Best in class: pronunciation (EN–DK school)
Word stress, weak forms, and Danish-specific traps (/θ/, /w/, /v/) — small fixes, large clarity gains.
Case: the week / weak minimal pair
“This week I’ll weakly agree” — the vowel length and the /w/ matter; practise three times slowly then at natural speed, record 10 seconds on your phone, listen back for stress on week vs the adverb weakly.
3 tasks
1) th-voice, ten words
List five words with voiceless /θ/ (think, path) and five with voiced /ð/ (this, mother). Read aloud; if you use /t/ or /d/, mark it, repeat.
Tip: tongue between teeth, not behind alveolar ridge — a mirror helps.
2) weak “of, to, the”
Transcribe or shadow a 20-second clip from a slow BBC learning audio; count how many times you hear /əv/ for “of” and /tə/ for “to”.
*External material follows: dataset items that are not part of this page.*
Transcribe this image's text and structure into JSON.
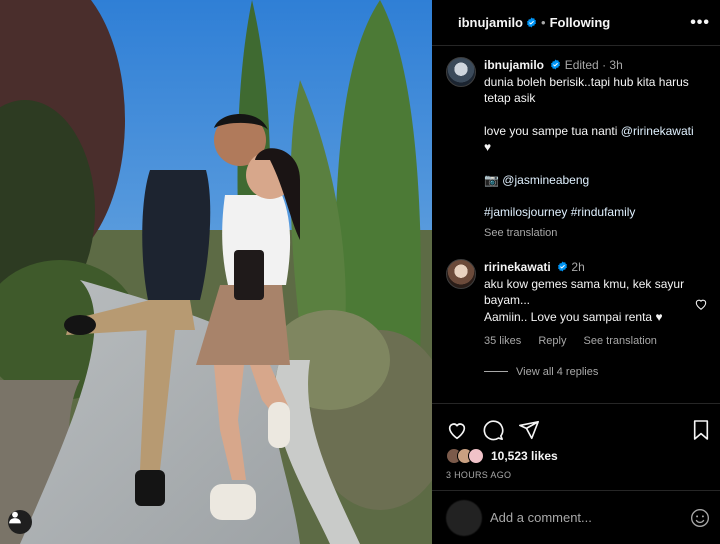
{
  "post": {
    "username": "ibnujamilo",
    "follow_status": "Following",
    "separator": "•",
    "more_icon": "more-horizontal-icon"
  },
  "caption": {
    "username": "ibnujamilo",
    "edited": "Edited",
    "time": "3h",
    "line1": "dunia boleh berisik..tapi hub kita harus tetap asik",
    "line2": "love you sampe tua nanti",
    "mention": "@ririnekawati",
    "heart": "♥",
    "camera": "📷",
    "photo_credit": "@jasmineabeng",
    "hashtags": "#jamilosjourney #rindufamily",
    "see_translation": "See translation"
  },
  "comment": {
    "username": "ririnekawati",
    "time": "2h",
    "line1": "aku kow gemes sama kmu, kek sayur bayam...",
    "line2": "Aamiin.. Love you sampai renta",
    "heart": "♥",
    "likes": "35 likes",
    "reply": "Reply",
    "see_translation": "See translation",
    "view_replies": "View all 4 replies"
  },
  "engagement": {
    "likes": "10,523 likes",
    "time_ago": "3 HOURS AGO"
  },
  "composer": {
    "placeholder": "Add a comment..."
  },
  "colors": {
    "background": "#000000",
    "verified": "#0095f6",
    "muted": "#a8a8a8",
    "divider": "#262626"
  }
}
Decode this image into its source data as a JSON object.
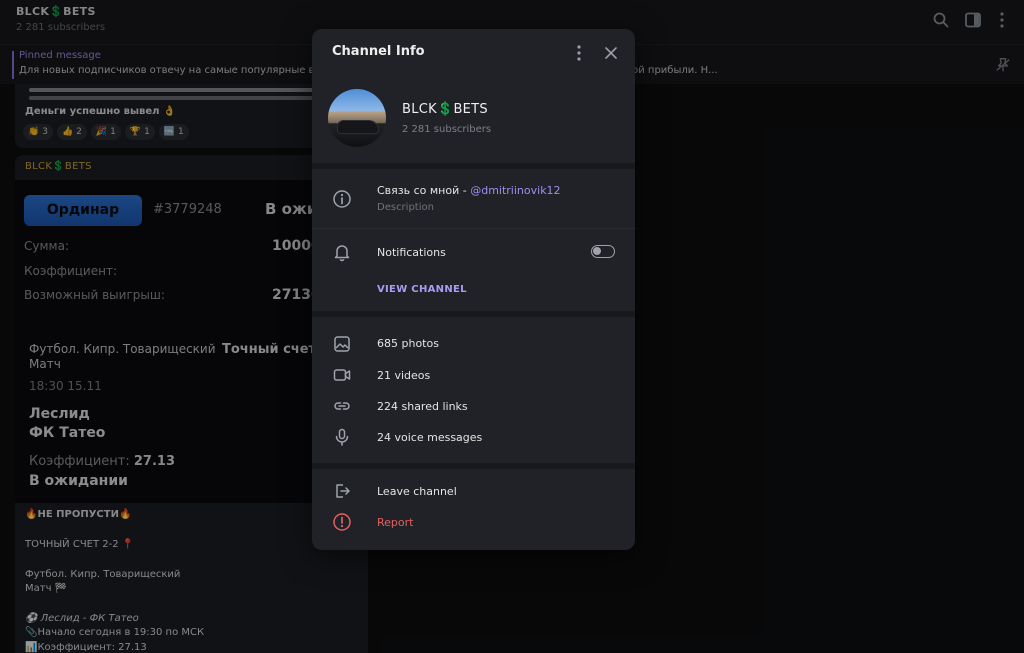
{
  "channel": {
    "title": "BLCK💲BETS",
    "subscribers": "2 281 subscribers"
  },
  "pinned": {
    "label": "Pinned message",
    "text": "Для новых подписчиков отвечу на самые популярные вопросы ... но, после выигрыша вы оплачиваете 40% от чистой прибыли.  Н..."
  },
  "messages": {
    "first": {
      "text": "Деньги успешно вывел 👌",
      "reactions": [
        {
          "emoji": "👏",
          "count": "3"
        },
        {
          "emoji": "👍",
          "count": "2"
        },
        {
          "emoji": "🎉",
          "count": "1"
        },
        {
          "emoji": "🏆",
          "count": "1"
        },
        {
          "emoji": "🆒",
          "count": "1"
        }
      ]
    },
    "second": {
      "sender": "BLCK💲BETS",
      "bet": {
        "type_button": "Ординар",
        "id": "#3779248",
        "status": "В ожид",
        "amount_label": "Сумма:",
        "amount_value": "10000",
        "coef_label": "Коэффициент:",
        "win_label": "Возможный выигрыш:",
        "win_value": "27130",
        "match_name": "Футбол. Кипр. Товарищеский Матч",
        "match_type": "Точный счет",
        "match_time": "18:30 15.11",
        "teams_line1": "Леслид",
        "teams_line2": "ФК Татео",
        "coef2_label": "Коэффициент:",
        "coef2_value": "27.13",
        "waiting": "В ожидании"
      },
      "caption": {
        "line1": "🔥НЕ ПРОПУСТИ🔥",
        "line2": "ТОЧНЫЙ СЧЕТ 2-2 📍",
        "line3": "Футбол. Кипр. Товарищеский",
        "line4": "Матч 🏁",
        "line5": "⚽ Леслид - ФК Татео",
        "line6": "📎Начало сегодня в 19:30 по МСК",
        "line7": "📊Коэффициент: 27.13"
      }
    }
  },
  "modal": {
    "title": "Channel Info",
    "info_name": "BLCK💲BETS",
    "info_subscribers": "2 281 subscribers",
    "description_prefix": "Связь со мной - ",
    "description_link": "@dmitriinovik12",
    "description_label": "Description",
    "notifications_label": "Notifications",
    "notifications_enabled": false,
    "view_channel": "VIEW CHANNEL",
    "media": {
      "photos": "685 photos",
      "videos": "21 videos",
      "links": "224 shared links",
      "voice": "24 voice messages"
    },
    "leave": "Leave channel",
    "report": "Report"
  },
  "icons": [
    "search-icon",
    "sidebar-toggle-icon",
    "more-vertical-icon",
    "pin-off-icon",
    "close-icon",
    "info-icon",
    "bell-icon",
    "photo-icon",
    "video-icon",
    "link-icon",
    "microphone-icon",
    "logout-icon",
    "report-icon"
  ],
  "colors": {
    "accent": "#8774e1",
    "danger": "#e0615f",
    "modal_bg": "#212227",
    "sender": "#d4a53c"
  }
}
Point: weak forms are not “laziness”; they are the rhythm of natural English. Copy rhythm before speed.
3) sentence stress, one mark
Read: “I didn’t steal the book” (focus on I), then shift stress to book and change the implied meaning. Write one line, what the listener thinks happened each time.
Key: Stressed word carries the “news”; moving stress changes the implied contrast — great for short oral parts of exams (if you have any).